Yes, business acumen is difficult to collect. You must engage right people for business understanding and perform proper requirements gathering.
What are the metrics that business wants to see and why it is valuable? Then we discover other metrics we can create to provide value along the line based on gathered requirements and interviewing right people and understanding business.
How often is the first question you’re asked to answer the right question?
Haha, well, I ask them the importance of the answer and look at current reports to see how they are getting their current figures. Then I ask more questions to generate an understanding of how important that metrics and data is to that person or department.
Sounds like data scientists have to be great communicators. Were you prepared for that?
It’s complex – you build a model, predict outcomes, now you have to convince business leaders to trust and believe in your model. And understand how it is working.
This includes technical terms that might be hard to understand. We should use laymen terms to explain model and build trust in it. Then we can implement and deploy. I have learned that trust is required to take data modeling in production.
What is machine learning?
Machine learning. Split it. Machine. Learning. We’re basically making the machine learn by itself. The ways we do that are called machine learning algorithms. They’re based on the type and nature of the data.
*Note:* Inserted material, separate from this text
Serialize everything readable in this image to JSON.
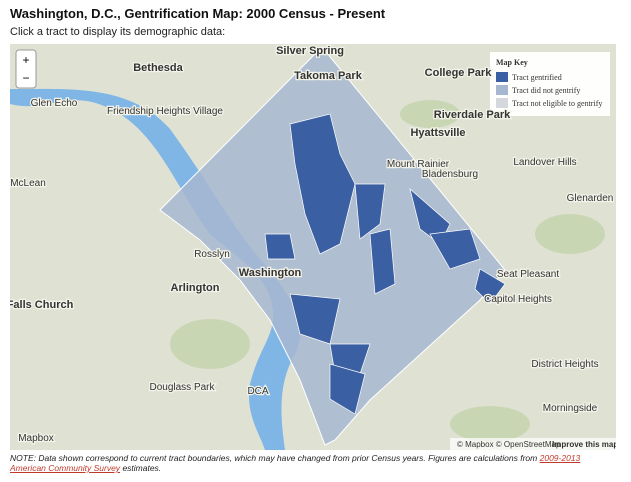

There are different algorithms that will help the machine understand the data.
What is an algorithm?
Kind of like the step by step process that will view the data from all perspectives to understand what data says – the most important elements of the data. It will teach the machine to make predictions better, accurate and precise.
What are some examples of effective machine learning?
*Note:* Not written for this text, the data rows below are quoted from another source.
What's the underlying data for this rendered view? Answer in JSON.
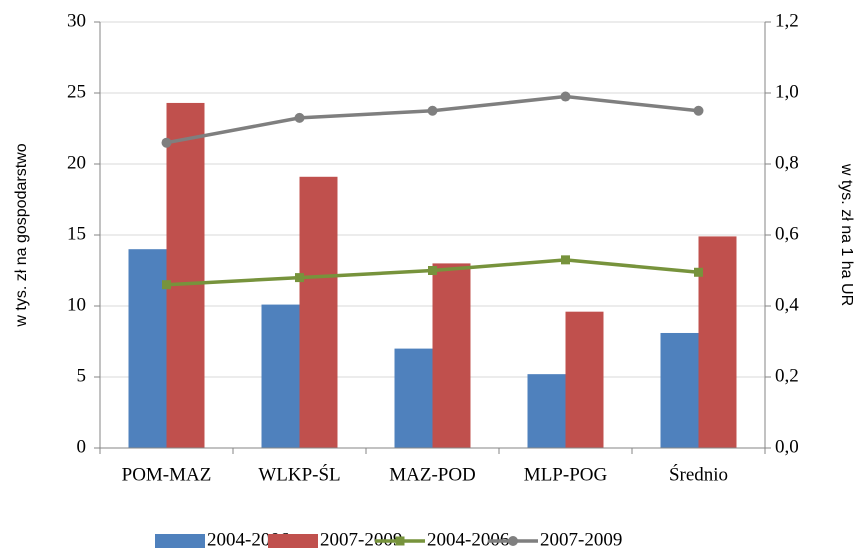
{
  "chart_data": {
    "type": "bar",
    "categories": [
      "POM-MAZ",
      "WLKP-ŚL",
      "MAZ-POD",
      "MLP-POG",
      "Średnio"
    ],
    "ylabel": "w tys. zł na gospodarstwo",
    "y2label": "w tys. zł na 1 ha UR",
    "ylim": [
      0,
      30
    ],
    "yticks": [
      0,
      5,
      10,
      15,
      20,
      25,
      30
    ],
    "y2lim": [
      0,
      1.2
    ],
    "y2ticks": [
      {
        "value": 0,
        "label": "0,0"
      },
      {
        "value": 0.2,
        "label": "0,2"
      },
      {
        "value": 0.4,
        "label": "0,4"
      },
      {
        "value": 0.6,
        "label": "0,6"
      },
      {
        "value": 0.8,
        "label": "0,8"
      },
      {
        "value": 1.0,
        "label": "1,0"
      },
      {
        "value": 1.2,
        "label": "1,2"
      }
    ],
    "grid": true,
    "legend": "bottom",
    "series": [
      {
        "name": "2004-2006",
        "type": "bar",
        "color": "#4f81bd",
        "values": [
          14,
          10.1,
          7,
          5.2,
          8.1
        ]
      },
      {
        "name": "2007-2009",
        "type": "bar",
        "color": "#c0504d",
        "values": [
          24.3,
          19.1,
          13,
          9.6,
          14.9
        ]
      },
      {
        "name": "2004-2006",
        "type": "line",
        "axis": "y2",
        "marker": "square",
        "color": "#77933c",
        "values": [
          0.46,
          0.48,
          0.5,
          0.53,
          0.495
        ]
      },
      {
        "name": "2007-2009",
        "type": "line",
        "axis": "y2",
        "marker": "circle",
        "color": "#7f7f7f",
        "values": [
          0.86,
          0.93,
          0.95,
          0.99,
          0.95
        ]
      }
    ]
  }
}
Let’s take the example of Amazon. You order one thing and see recommendations. Then you order again. You see recommendations for a new product, but then others based on past purchases.
Based on real time actions, the machine is learning what you are thinking and needing, based on all the data it has, trying to recommend what would be helpful to you to drive more business for Amazon. Same thing goes for Netflix and others.
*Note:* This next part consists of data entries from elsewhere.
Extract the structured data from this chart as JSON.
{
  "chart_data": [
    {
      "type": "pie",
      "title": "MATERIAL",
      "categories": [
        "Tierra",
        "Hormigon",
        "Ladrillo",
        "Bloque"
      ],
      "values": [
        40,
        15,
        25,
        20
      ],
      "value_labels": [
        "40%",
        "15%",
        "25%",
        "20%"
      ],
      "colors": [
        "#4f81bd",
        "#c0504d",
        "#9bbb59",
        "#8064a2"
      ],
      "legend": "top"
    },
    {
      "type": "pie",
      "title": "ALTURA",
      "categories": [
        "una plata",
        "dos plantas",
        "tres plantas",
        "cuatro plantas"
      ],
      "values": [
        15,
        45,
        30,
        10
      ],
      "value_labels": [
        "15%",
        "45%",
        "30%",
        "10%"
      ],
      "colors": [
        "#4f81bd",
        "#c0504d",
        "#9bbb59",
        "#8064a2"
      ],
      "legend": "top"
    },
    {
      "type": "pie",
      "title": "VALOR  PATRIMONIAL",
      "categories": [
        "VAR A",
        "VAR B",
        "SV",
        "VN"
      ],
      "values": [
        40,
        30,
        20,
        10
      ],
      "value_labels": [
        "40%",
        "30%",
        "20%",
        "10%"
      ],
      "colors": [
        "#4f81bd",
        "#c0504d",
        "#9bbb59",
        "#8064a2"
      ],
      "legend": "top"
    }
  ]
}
How do you get machine learning to become more accurate?
The data scientist does this. First, we have the data. We’ve cleaned, transformed, reduced, consolidated and put the data into right form with a data science workbench. Once we have right data, we do some descriptive analytics which tells us column’s mean, median, mode, standard deviation, variance, bias, some skewness – how the data is spread.
We plot visualizations and look at the data to understand how occurrences of different categories of data columns. We get a better understanding of what the data is saying.
Then we can dive into creating a model. For example, picking one column – the target variable, and assume all other columns are predictor variables. Our aim is to predict the target based on the predictors. Divide data into two parts – train (70% of data usually) and test (30%) data sets.
Considering training data set, train the data of the predictors to try and align that data in such a way that we can actually see what the target is about, and it can predict those and get better with more data over time.
I can see that more data equals higher accuracy?
Yes. Also, in all different languages there are some libraries we use for learning.
To make the model learn what the target (dependent) variable is about based on predictor (independent) variables. It also gives us a strong relationship between the target and predictor variables.
So, once we have that, we test model on different data and check the accuracy of how the model is performing. Using ROC curve analysis, we can understand how accurate and precise the model is predicting.
We also use things like Mean Squared Error (MSE) and Root Mean Square Error (RMSE) based on predicted and Actual values of target variable in testing data set to determine how accurate the model is in its prediction. We also use a confusion matrix which will tell the actuals vs predicted in the prediction to assess false positives and true positives.
All these things tell how accurate data model is, and whether we can go live with it or not. It may need more training. These are the steps to create a model and deploy it.